Hasil dari Tim Invert Provinsi sampai hari ini tidak pernah sampai kepada Pemda Sigi. Setelah proses Invert selesai Pemerintah Kabupten Sigi dan GTRA tidak dilibatkan untuk konsultasi atau sekadar mengetahui gambaran hasil kerja lapangan.

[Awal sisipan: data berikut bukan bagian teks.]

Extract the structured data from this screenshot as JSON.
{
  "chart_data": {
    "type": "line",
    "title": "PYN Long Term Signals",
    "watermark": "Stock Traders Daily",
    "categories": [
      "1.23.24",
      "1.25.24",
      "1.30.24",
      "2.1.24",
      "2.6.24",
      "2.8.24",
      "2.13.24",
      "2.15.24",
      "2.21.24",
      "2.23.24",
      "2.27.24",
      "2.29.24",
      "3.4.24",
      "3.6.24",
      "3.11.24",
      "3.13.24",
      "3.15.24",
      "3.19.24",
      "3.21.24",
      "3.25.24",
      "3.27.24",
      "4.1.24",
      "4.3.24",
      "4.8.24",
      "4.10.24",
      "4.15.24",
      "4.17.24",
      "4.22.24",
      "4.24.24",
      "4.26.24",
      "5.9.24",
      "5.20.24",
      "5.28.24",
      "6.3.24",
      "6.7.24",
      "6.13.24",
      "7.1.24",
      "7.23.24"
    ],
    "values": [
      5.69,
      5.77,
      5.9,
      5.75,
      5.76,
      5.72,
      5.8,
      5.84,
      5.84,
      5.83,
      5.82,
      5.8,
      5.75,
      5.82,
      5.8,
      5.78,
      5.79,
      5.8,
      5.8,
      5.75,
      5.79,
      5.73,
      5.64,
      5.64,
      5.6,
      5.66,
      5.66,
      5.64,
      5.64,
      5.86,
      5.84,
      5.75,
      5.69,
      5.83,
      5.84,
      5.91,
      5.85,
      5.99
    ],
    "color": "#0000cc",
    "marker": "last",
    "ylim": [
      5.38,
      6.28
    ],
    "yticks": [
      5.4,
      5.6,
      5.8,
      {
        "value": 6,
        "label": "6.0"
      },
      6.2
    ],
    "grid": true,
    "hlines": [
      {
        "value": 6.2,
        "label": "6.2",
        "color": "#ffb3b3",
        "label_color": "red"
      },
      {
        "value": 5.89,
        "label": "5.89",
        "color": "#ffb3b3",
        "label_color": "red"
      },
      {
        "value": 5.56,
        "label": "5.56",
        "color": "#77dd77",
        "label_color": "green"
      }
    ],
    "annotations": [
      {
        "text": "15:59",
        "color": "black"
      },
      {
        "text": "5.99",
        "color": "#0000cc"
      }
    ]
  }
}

Partisipasi Pemerintah Daerah, GTRA yang terhimpun Oganisasi masyarakat sipil di dalamnya, TIM RA Desa, serta Rakyat yang berpartisipasi dalam proses Invert tidak dihargai oleh TIM INVERT. Ini sungguh Tindakan yang tidak menghargai eksistensi Pemerintah dan Rakyat Sigi yang berdaulat di atas Wilayah mereka sebagai Daerah Otonom dan memiliki Hak Asal-Usul yang jelas.
“Semestinya Pemkab Sigi yang wilayahnya menjadi objek memperoleh penjelasan secara utuh dan resmi hasil kerja Tim Inver PPTKH dan Tim Verifikasi Perhutanan Sosial dan Kemitraan Lingkungan (PSKL)-KLHK terhadap semua usulan Pemerintah Kabupaten Sigi,” Terang Noval Apek Saputra.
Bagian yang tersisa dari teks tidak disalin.